PHY 3513 Fall 1999 – Homework 9
Due at the start of class on Wednesday, November 17.
Answer all questions. To obtain full credit, you must explain your reasoning and show all
working. Please write neatly and include your name on the front page of your answers.
1. Callen Problem 4.5–1,2.
Make sure that you give an algebraic final answer to each part of these problems before
inserting the data provided to obtain a numerical result. You should use the maximum work
theorem for the first problem but not in the second, where you should calculate the work
and heat transfers directly.
2. Callen Problem 4.5–5.
Do the problem assuming a heat capacity C(T ) = A + BT . Only substitute the specific
values A = 2R and B = R/150 at the very end.
Note: You will obtain a transcendental equation F (TRHS,f ) = 0 for the final temperature of
the reversible heat source. You will not be able to solve the equation algebraically, so you
may leave TRHS,f in your expression for the maximum work delivered to the reversible work
source.
When you carry out the numerical part of the problem at the end, you should determine
TRHS,f numerically (to within ±5 K). You should be able to show that F (x) is a monotonic
increasing function of x, so the zero of F (x) can be found using simple bisection on a scientific
calculator.
3. Callen Problem 4.7–2.
4. Consider a Carnot engine in which the hot and cold reversible heat sources (RHS’s) have
finite, temperature-independent heat capacities, Ch and Cc , respectively; Cc is several (2–3)

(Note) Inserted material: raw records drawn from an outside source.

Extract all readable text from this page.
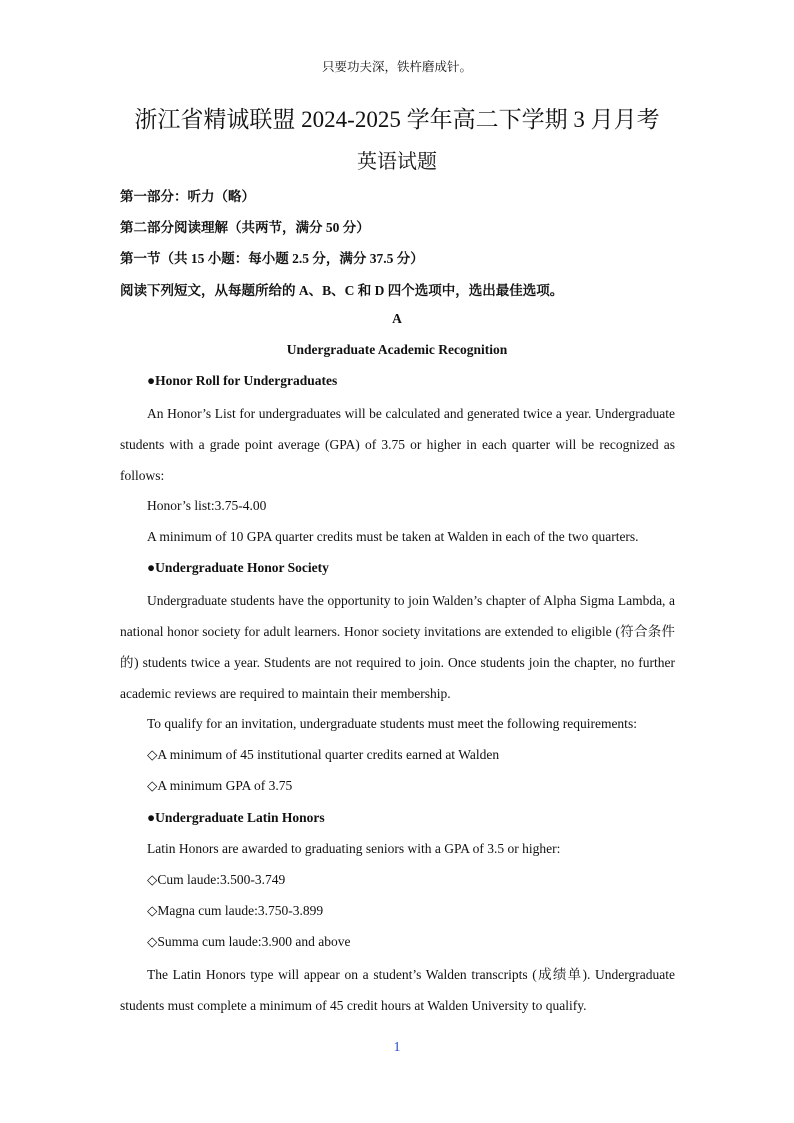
只要功夫深，铁杵磨成针。
浙江省精诚联盟 2024-2025 学年高二下学期 3 月月考
英语试题
第一部分：听力（略）
第二部分阅读理解（共两节，满分 50 分）
第一节（共 15 小题：每小题 2.5 分，满分 37.5 分）
阅读下列短文，从每题所给的 A、B、C 和 D 四个选项中，选出最佳选项。
A
Undergraduate Academic Recognition
●Honor Roll for Undergraduates
An Honor’s List for undergraduates will be calculated and generated twice a year. Undergraduate students with a grade point average (GPA) of 3.75 or higher in each quarter will be recognized as follows:
Honor’s list:3.75-4.00
A minimum of 10 GPA quarter credits must be taken at Walden in each of the two quarters.
●Undergraduate Honor Society
Undergraduate students have the opportunity to join Walden’s chapter of Alpha Sigma Lambda, a national honor society for adult learners. Honor society invitations are extended to eligible (符合条件的) students twice a year. Students are not required to join. Once students join the chapter, no further academic reviews are required to maintain their membership.
To qualify for an invitation, undergraduate students must meet the following requirements:
◇A minimum of 45 institutional quarter credits earned at Walden
◇A minimum GPA of 3.75
●Undergraduate Latin Honors
Latin Honors are awarded to graduating seniors with a GPA of 3.5 or higher:
◇Cum laude:3.500-3.749
◇Magna cum laude:3.750-3.899
◇Summa cum laude:3.900 and above
The Latin Honors type will appear on a student’s Walden transcripts (成绩单). Undergraduate students must complete a minimum of 45 credit hours at Walden University to qualify.
1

times bigger than Ch . The auxiliary system (AS) operates between S = Si and S = Si + dS.
Let the initial temperatures of the RHS’s be Th,i and Tc,i and assume that the AS starts at
S = Si , T = Th,i .
(a) Draw a T -S diagram for the AS, showing the first 5 steps of the Carnot cycle. Be careful
to show the relative slopes of the lines in a qualitatively correct fashion.
(b) Assuming that dS is an infinitesimal quantity, find the common temperature Tf at which
the hot and cold RHS eventually equilibrate.
(c) Find the total heat drawn from the hot RHS before it reaches equilibrium with the cold
RHS.
(d) Find the total reversible work output to the reversible work source.
(e) Find the overall engine efficiency.